Last year’s version of me would have done these things for a week but I would have done them with guilt. All of the “should” phrases would be constantly invading my mind. I should be on a hike, I should be thinking about my business, I should be going to the beach, etc. But this time, I didn’t let that should-y voice in. My body and energy level were saying take a break (and give your brain a break), and I listened.
A different kind of fresh start. I returned to Vancouver ready for a fresh start. But it was not the fresh start I had been expecting. I had been anticipating that my fresh start would look like a clean slate and feel like a readiness to get things done. Break time would be over and productivity and hard work would be in front of me.

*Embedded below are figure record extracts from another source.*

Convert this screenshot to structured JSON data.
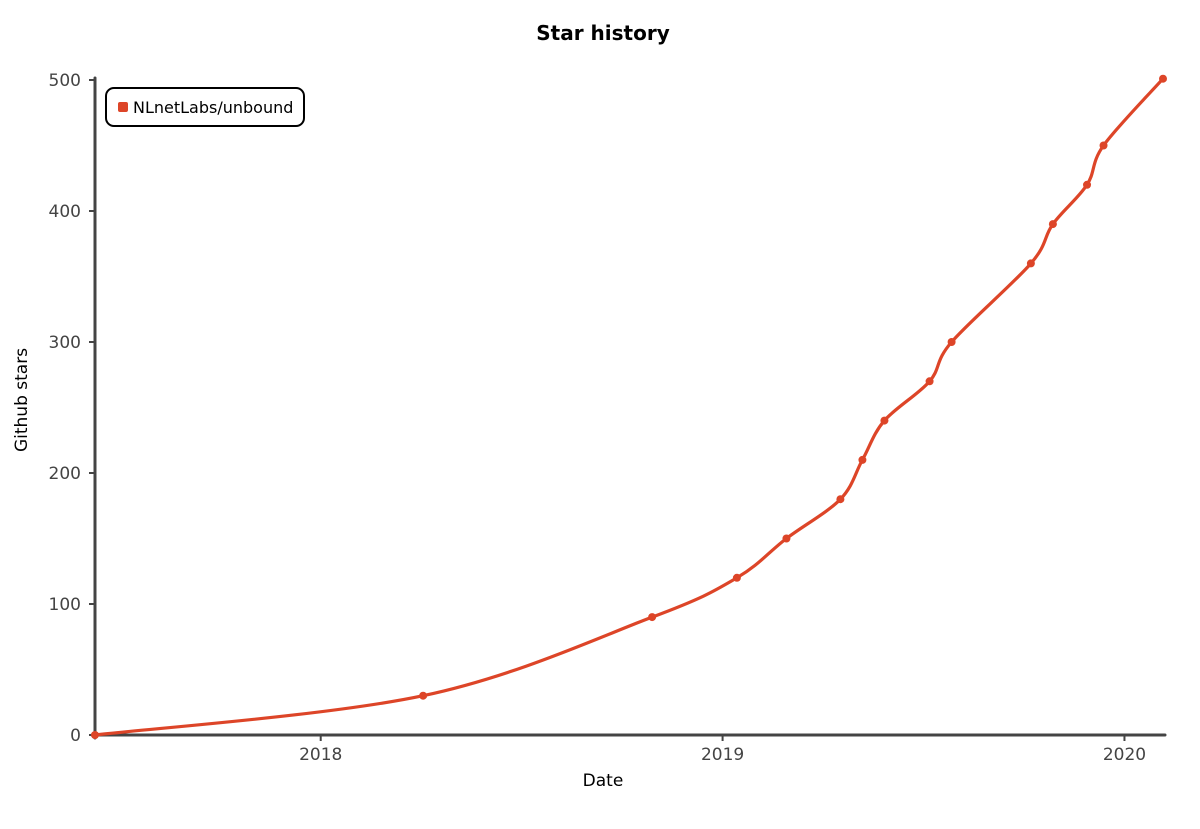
{
  "chart_data": {
    "type": "line",
    "title": "Star history",
    "xlabel": "Date",
    "ylabel": "Github stars",
    "x_axis": {
      "kind": "date",
      "range": [
        "2017-06-10",
        "2020-02-05"
      ],
      "ticks": [
        {
          "value": "2018-01-01",
          "label": "2018"
        },
        {
          "value": "2019-01-01",
          "label": "2019"
        },
        {
          "value": "2020-01-01",
          "label": "2020"
        }
      ]
    },
    "y_axis": {
      "range": [
        0,
        500
      ],
      "ticks": [
        0,
        100,
        200,
        300,
        400,
        500
      ]
    },
    "grid": false,
    "legend": {
      "position": "top-left"
    },
    "series": [
      {
        "name": "NLnetLabs/unbound",
        "color": "#dd4528",
        "points": [
          {
            "x": "2017-06-10",
            "y": 0
          },
          {
            "x": "2018-04-04",
            "y": 30
          },
          {
            "x": "2018-10-29",
            "y": 90
          },
          {
            "x": "2019-01-14",
            "y": 120
          },
          {
            "x": "2019-02-28",
            "y": 150
          },
          {
            "x": "2019-04-18",
            "y": 180
          },
          {
            "x": "2019-05-08",
            "y": 210
          },
          {
            "x": "2019-05-28",
            "y": 240
          },
          {
            "x": "2019-07-08",
            "y": 270
          },
          {
            "x": "2019-07-28",
            "y": 300
          },
          {
            "x": "2019-10-08",
            "y": 360
          },
          {
            "x": "2019-10-28",
            "y": 390
          },
          {
            "x": "2019-11-28",
            "y": 420
          },
          {
            "x": "2019-12-13",
            "y": 450
          },
          {
            "x": "2020-02-05",
            "y": 501
          }
        ]
      }
    ]
  }
}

I did return to Vancouver more rested than when I left. But my tank was not full. I’m not sure if it was even half full. So I decided to do something I’d never done before. I gave myself permission to use my fresh-start September as a well-being kick off. Rather than planning my life around work, I chose to lead with lifestyle. I prioritized the activities that feed my soul (meditation, walks with my dog, going to boxing class, social connections, etc.) and I then fit my work life around those activities.

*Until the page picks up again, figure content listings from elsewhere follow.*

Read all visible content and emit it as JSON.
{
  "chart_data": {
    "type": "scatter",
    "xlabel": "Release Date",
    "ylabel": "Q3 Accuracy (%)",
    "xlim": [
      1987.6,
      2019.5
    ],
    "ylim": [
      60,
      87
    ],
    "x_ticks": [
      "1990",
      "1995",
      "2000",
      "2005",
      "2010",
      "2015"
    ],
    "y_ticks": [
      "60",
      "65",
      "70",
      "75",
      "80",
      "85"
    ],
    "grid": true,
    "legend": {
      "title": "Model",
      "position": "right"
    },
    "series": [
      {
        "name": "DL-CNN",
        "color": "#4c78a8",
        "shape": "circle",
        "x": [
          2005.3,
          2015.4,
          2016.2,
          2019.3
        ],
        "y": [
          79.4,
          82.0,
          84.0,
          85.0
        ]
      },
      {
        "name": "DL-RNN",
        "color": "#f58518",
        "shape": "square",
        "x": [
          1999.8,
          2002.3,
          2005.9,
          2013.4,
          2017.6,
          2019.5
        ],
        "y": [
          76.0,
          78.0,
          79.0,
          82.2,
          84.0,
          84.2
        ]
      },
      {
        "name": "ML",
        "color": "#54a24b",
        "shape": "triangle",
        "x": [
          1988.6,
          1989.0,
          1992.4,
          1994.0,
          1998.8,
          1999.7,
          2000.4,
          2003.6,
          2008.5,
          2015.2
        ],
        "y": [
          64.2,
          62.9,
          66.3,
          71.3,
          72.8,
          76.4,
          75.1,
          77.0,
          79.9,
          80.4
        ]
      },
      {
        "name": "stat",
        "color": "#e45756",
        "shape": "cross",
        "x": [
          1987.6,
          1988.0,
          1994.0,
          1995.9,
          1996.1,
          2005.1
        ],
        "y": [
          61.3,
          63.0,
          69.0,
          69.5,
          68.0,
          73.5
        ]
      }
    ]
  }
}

I decided to take the pressure off of building my business (aka working all of the time) and instead, chose to manage my energy, fill my tank, and create the mental space to think more than do. The irony is that I am now more productive and creative than I would have been if I had led with work and then tried to fit in my lifestyle activities around my work schedule.
I’m playing with the edges. I’m well into fall and this fresh start moment (now rebranded as my fresh start quarter). It is restful and also an adjustment. I tell myself that this slower pace is what I need, that this will give me the space to create and build, and that this flexibility and freedom with my time is one of the reasons why I chose self-employment. And when I’m feeling good, I am proud of myself for honouring my boundaries, I am open to possibilities, and I feel energized and creative. But these reasons are frequently met with guilt for not working more, shame and embarrassment in admitting to others that I am choosing a slower pace, and fear that I will find myself in an unsustainable financial situation.
I’m trying to stay present to all of these feelings. It’s a process and a practice. I accept that I will toggle back and forth — a lot. I try not to let my inner critic get too loud. When it comes into my head, I tell it, “No thank you.”
How do you initiate fresh start moments? What’s one thing you can do to begin a fresh start process?